Turning Ocean Water Into Drinking Water

The earth’s surface is covered by water – about 70% to be exact. And of that percentage, at least 96% of that is ocean. One of the concerns we have today is trying to figure out how to turn that saltwater from the seas into clean drinking water. This is turning into a more pressing need every day as we face our dwindling natural resources. And as the population of the world keeps growing, the precarious future of those resources is at the forefront of the minds scientists and government officials alike.

The need for clean and safe drinking water is particularly important after upheavals such as natural disasters, including droughts, hurricanes, tornadoes, and other weather related incidents. It is also a very real need in countries throughout the world that already have a limited supply. The possibility of using technology that will turn saltwater into a viable and clean source for people who don’t have access to it is very real. Unfortunately, it is also very expensive and is associated with consuming high energy levels. The purifying process is called desalination and there are already a few working plants in the United States that have been built for that exact purpose. Many of them are in Texas, which has faced crises in the past due to the droughts that plague the state. The amount of usable product that is made for the general population is very low, but proponents in the industry are planning on raising those numbers in the future.

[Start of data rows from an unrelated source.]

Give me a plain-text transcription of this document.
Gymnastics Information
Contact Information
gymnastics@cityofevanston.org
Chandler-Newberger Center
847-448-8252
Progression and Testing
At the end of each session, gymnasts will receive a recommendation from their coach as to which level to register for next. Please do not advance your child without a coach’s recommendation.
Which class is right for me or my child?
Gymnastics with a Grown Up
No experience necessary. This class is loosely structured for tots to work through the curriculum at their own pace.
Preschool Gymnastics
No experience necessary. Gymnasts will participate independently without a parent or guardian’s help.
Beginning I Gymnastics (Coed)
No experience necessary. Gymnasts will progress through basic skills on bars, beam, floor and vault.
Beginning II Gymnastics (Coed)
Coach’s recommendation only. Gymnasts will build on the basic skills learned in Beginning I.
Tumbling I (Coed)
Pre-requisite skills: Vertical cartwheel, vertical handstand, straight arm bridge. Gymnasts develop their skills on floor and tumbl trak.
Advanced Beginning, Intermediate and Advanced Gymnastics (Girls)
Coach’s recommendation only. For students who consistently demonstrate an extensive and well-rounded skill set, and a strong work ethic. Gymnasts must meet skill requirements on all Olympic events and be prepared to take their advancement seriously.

Desalination gained more attention in recent years as methods have improved. However, it is an intensive process that costs much more money than other water retrieval methods. Scientists and engineers are always on the lookout for ways to improve desalination, while many environmentalists are vying for the government to concentrate more on preserving the current supply and reusing wastewater.

Getting rid of impurities and turning the world’s vast oceans into a clean drinking source isn’t going to happen overnight. However, as technology continues to improve and scientists continue to research how to streamline the process, it could very well be a viable way to make sure that no one on the planet goes thirsty ever again.